Thursday, 11 Aug 2022

Workers finally return to the office to enjoy the air-conditioning

Not so keen on working from home now! Desk occupancy rates soar in hot weather as workers finally return to the office to enjoy the air-conditioning

  • Data shows office occupancy across Britain reached 42 per cent last Tuesday
  • Temperatures have been steadily rising this week with record highs on the way
  • Warm weather has resulted in a surge of workers heading back to the office 

Workers are back at the office in post pandemic record numbers as soaring temperatures mean they’re keen to enjoy employers’ air conditioning instead of working from home.

The Met Office has said there is an 80 per cent chance of the mercury topping the UK’s record temperature of 38.7C (101.7F) set in Cambridge in 2019, with the current heatwave set to peak on Tuesday.

Temperatures will climb over the weekend, and the Met Office has issued an amber warning for heat covering much of England and Wales from Sunday until Tuesday.

But the warm weather this week has already seen a surge in employees heading back to offices to take advantage of the air conditioning.

Before the pandemic, the average office occupancy was 60 per cent, the Times reports. 

According to data from Freespace, the average office occupancy across the country on Tuesday was 42 per cent – the busiest day this year so far.

Workers are back at the office in post pandemic record numbers as soaring temperatures mean they’re keen to enjoy employers’ air conditioning instead of working from home

In London, occupancy was even higher with a rate of 43 per cent on Tuesday while the traditionally quieter Monday reached 26 per cent.

Raj Krishnamurthy, Freespace CEO, commented: ‘People have been given more flexibility and more say in where, when, and how they work. If they are visiting the office to enjoy the conditioned environments and to keep cool during this extreme heat, then this is another way of demonstrating the benefits of the modern office. 

‘Being given the right environment to work is all employees want and businesses should focus on this rather than getting too stressed about forcing a specific work pattern.

‘Looking ahead, the same could be said about the expected behaviour in the winter to keep warm, which will play out to be a balance between cost of transport versus the cost of heating your home office.

‘The acceptance of new working patterns has given everybody a newfound freedom to work where they want and how they want; to move the dial between independent and collaborative working as needed.

‘This freedom needs to be harnessed. Businesses will gain significantly from smarter use of their real estate resources in the months and years to come.’

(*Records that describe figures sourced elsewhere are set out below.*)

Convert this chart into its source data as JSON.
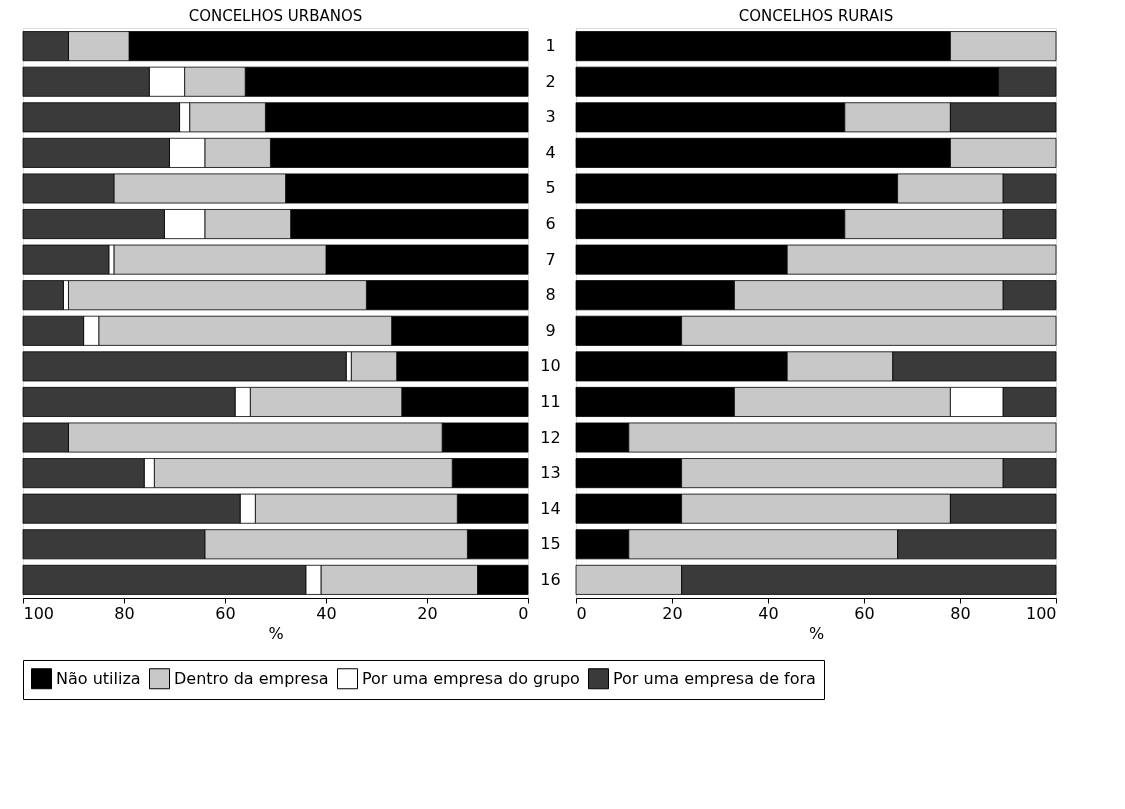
{
  "chart_data": [
    {
      "type": "bar",
      "orientation": "horizontal",
      "stacked": true,
      "title": "CONCELHOS URBANOS",
      "xlabel": "%",
      "categories": [
        "1",
        "2",
        "3",
        "4",
        "5",
        "6",
        "7",
        "8",
        "9",
        "10",
        "11",
        "12",
        "13",
        "14",
        "15",
        "16"
      ],
      "xlim": [
        100,
        0
      ],
      "xticks": [
        100,
        80,
        60,
        40,
        20,
        0
      ],
      "grid": false,
      "legend": "bottom",
      "series": [
        {
          "name": "Não utiliza",
          "color": "#000000",
          "values": [
            79,
            56,
            52,
            51,
            48,
            47,
            40,
            32,
            27,
            26,
            25,
            17,
            15,
            14,
            12,
            10
          ]
        },
        {
          "name": "Dentro da empresa",
          "color": "#c8c8c8",
          "values": [
            12,
            12,
            15,
            13,
            34,
            17,
            42,
            59,
            58,
            9,
            30,
            74,
            59,
            40,
            52,
            31
          ]
        },
        {
          "name": "Por uma empresa do grupo",
          "color": "#ffffff",
          "values": [
            0,
            7,
            2,
            7,
            0,
            8,
            1,
            1,
            3,
            1,
            3,
            0,
            2,
            3,
            0,
            3
          ]
        },
        {
          "name": "Por uma empresa de fora",
          "color": "#3a3a3a",
          "values": [
            9,
            25,
            31,
            29,
            18,
            28,
            17,
            8,
            12,
            64,
            42,
            9,
            24,
            43,
            36,
            56
          ]
        }
      ]
    },
    {
      "type": "bar",
      "orientation": "horizontal",
      "stacked": true,
      "title": "CONCELHOS RURAIS",
      "xlabel": "%",
      "categories": [
        "1",
        "2",
        "3",
        "4",
        "5",
        "6",
        "7",
        "8",
        "9",
        "10",
        "11",
        "12",
        "13",
        "14",
        "15",
        "16"
      ],
      "xlim": [
        0,
        100
      ],
      "xticks": [
        0,
        20,
        40,
        60,
        80,
        100
      ],
      "grid": false,
      "legend": "bottom",
      "tick_labels": "x",
      "series": [
        {
          "name": "Não utiliza",
          "color": "#000000",
          "values": [
            78,
            88,
            56,
            78,
            67,
            56,
            44,
            33,
            22,
            44,
            33,
            11,
            22,
            22,
            11,
            0
          ]
        },
        {
          "name": "Dentro da empresa",
          "color": "#c8c8c8",
          "values": [
            22,
            0,
            22,
            22,
            22,
            33,
            56,
            56,
            78,
            22,
            45,
            89,
            67,
            56,
            56,
            22
          ]
        },
        {
          "name": "Por uma empresa do grupo",
          "color": "#ffffff",
          "values": [
            0,
            0,
            0,
            0,
            0,
            0,
            0,
            0,
            0,
            0,
            11,
            0,
            0,
            0,
            0,
            0
          ]
        },
        {
          "name": "Por uma empresa de fora",
          "color": "#3a3a3a",
          "values": [
            0,
            12,
            22,
            0,
            11,
            11,
            0,
            11,
            0,
            34,
            11,
            0,
            11,
            22,
            33,
            78
          ]
        }
      ]
    }
  ]
}
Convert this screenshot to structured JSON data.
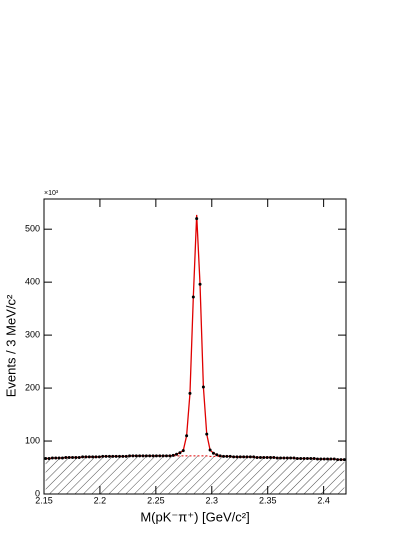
{
  "chart_data": {
    "type": "line",
    "xlabel": "M(pK⁻π⁺) [GeV/c²]",
    "ylabel": "Events / 3 MeV/c²",
    "yscale_label": "×10³",
    "xlim": [
      2.15,
      2.42
    ],
    "xticks": [
      2.15,
      2.2,
      2.25,
      2.3,
      2.35,
      2.4
    ],
    "ylim": [
      0,
      557
    ],
    "yticks": [
      0,
      100,
      200,
      300,
      400,
      500
    ],
    "x": [
      2.1515,
      2.1545,
      2.1575,
      2.1605,
      2.1635,
      2.1665,
      2.1695,
      2.1725,
      2.1755,
      2.1785,
      2.1815,
      2.1845,
      2.1875,
      2.1905,
      2.1935,
      2.1965,
      2.1995,
      2.2025,
      2.2055,
      2.2085,
      2.2115,
      2.2145,
      2.2175,
      2.2205,
      2.2235,
      2.2265,
      2.2295,
      2.2325,
      2.2355,
      2.2385,
      2.2415,
      2.2445,
      2.2475,
      2.2505,
      2.2535,
      2.2565,
      2.2595,
      2.2625,
      2.2655,
      2.2685,
      2.2715,
      2.2745,
      2.2775,
      2.2805,
      2.2835,
      2.2865,
      2.2895,
      2.2925,
      2.2955,
      2.2985,
      2.3015,
      2.3045,
      2.3075,
      2.3105,
      2.3135,
      2.3165,
      2.3195,
      2.3225,
      2.3255,
      2.3285,
      2.3315,
      2.3345,
      2.3375,
      2.3405,
      2.3435,
      2.3465,
      2.3495,
      2.3525,
      2.3555,
      2.3585,
      2.3615,
      2.3645,
      2.3675,
      2.3705,
      2.3735,
      2.3765,
      2.3795,
      2.3825,
      2.3855,
      2.3885,
      2.3915,
      2.3945,
      2.3975,
      2.4005,
      2.4035,
      2.4065,
      2.4095,
      2.4125,
      2.4155,
      2.4185
    ],
    "series": [
      {
        "kind": "background",
        "color": "#e00000",
        "values": [
          67,
          67,
          68,
          68,
          68,
          68,
          69,
          69,
          69,
          69,
          69,
          70,
          70,
          70,
          70,
          70,
          70,
          71,
          71,
          71,
          71,
          71,
          71,
          71,
          71,
          72,
          72,
          72,
          72,
          72,
          72,
          72,
          72,
          72,
          72,
          72,
          72,
          72,
          72,
          72,
          72,
          72,
          72,
          72,
          72,
          72,
          72,
          72,
          72,
          71,
          71,
          71,
          71,
          71,
          71,
          71,
          70,
          70,
          70,
          70,
          70,
          70,
          70,
          69,
          69,
          69,
          69,
          69,
          69,
          68,
          68,
          68,
          68,
          68,
          68,
          67,
          67,
          67,
          67,
          67,
          67,
          66,
          66,
          66,
          66,
          66,
          66,
          65,
          65,
          65
        ]
      },
      {
        "kind": "fit",
        "color": "#e00000",
        "values": [
          67,
          67,
          68,
          68,
          68,
          68,
          69,
          69,
          69,
          69,
          69,
          70,
          70,
          70,
          70,
          70,
          70,
          71,
          71,
          71,
          71,
          71,
          71,
          71,
          71,
          72,
          72,
          72,
          72,
          72,
          72,
          72,
          72,
          72,
          72,
          72,
          72,
          72,
          73,
          75,
          78,
          82,
          110,
          190,
          372,
          527,
          396,
          202,
          113,
          83,
          77,
          74,
          72,
          71,
          71,
          71,
          70,
          70,
          70,
          70,
          70,
          70,
          70,
          69,
          69,
          69,
          69,
          69,
          69,
          68,
          68,
          68,
          68,
          68,
          68,
          67,
          67,
          67,
          67,
          67,
          67,
          66,
          66,
          66,
          66,
          66,
          66,
          65,
          65,
          65
        ]
      },
      {
        "kind": "points",
        "color": "#000000",
        "values": [
          67,
          67,
          68,
          68,
          68,
          68,
          69,
          69,
          69,
          69,
          69,
          70,
          70,
          70,
          70,
          70,
          70,
          71,
          71,
          71,
          71,
          71,
          71,
          71,
          71,
          72,
          72,
          72,
          72,
          72,
          72,
          72,
          72,
          72,
          72,
          72,
          72,
          72,
          73,
          75,
          78,
          82,
          110,
          190,
          372,
          520,
          396,
          202,
          113,
          83,
          77,
          74,
          72,
          71,
          71,
          71,
          70,
          70,
          70,
          70,
          70,
          70,
          70,
          69,
          69,
          69,
          69,
          69,
          69,
          68,
          68,
          68,
          68,
          68,
          68,
          67,
          67,
          67,
          67,
          67,
          67,
          66,
          66,
          66,
          66,
          66,
          66,
          65,
          65,
          65
        ]
      }
    ]
  }
}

Cabinet Office minister Jacob Rees-Mogg (pictured above), who drew up the HQ occupancy league table, took to patrolling Government buildings and leaving notes on empty desks

It comes as the Government continues with its push to get workers back in the office in Whitehall. 

Most departments are still more than a third empty despite a major drive by ministers to get staff back to their desks.

Latest official figures show 12 of the 19 main government departments were less than 67 per cent occupied at the start of the month as thousands of civil servants continue to work from home.

The Foreign Office’s building in King Charles Street was the quietest with just four in ten officials present, despite their crucial role in imposing sanctions on Russia and trying to fix the Brexit deal.

The Home Office, responsible for the Government’s policy to deport migrants to Rwanda, was just half full (51 per cent occupied). HMRC was little better at 53 per cent – amid growing complaints over how long tax officials are taking to answer phones.

Only two HQs were more than three-quarters full in the week commencing June 27 – the Department for Trade (79 per cent) and the Ministry of Defence (80 per cent). Former Conservative Party leader Sir Iain Duncan Smith told the Daily Mail: ‘They need to get back to work. There’s no excuse.’

The note left by Cabinet Office Minister Jacob Rees-Mogg left on empty desks at Whitehall

The figures come despite senior ministers fighting to end the ‘WFH’ culture that took hold during lockdown.

Cabinet Office minister Jacob Rees-Mogg, who drew up the HQ occupancy league table, took to patrolling buildings and leaving notes on empty desks. But as the Mail has revealed, dozens of government bodies have quietly agreed to ‘hybrid’ working policies this year that only require staff to be present two days a week.

At a recent grilling by MPs, head of the Civil Service Simon Case admitted: ‘It is vital we make best use of taxpayers’ money.’ But he also added: ‘Hybrid working has been part of the way the Civil Service works for a decade.’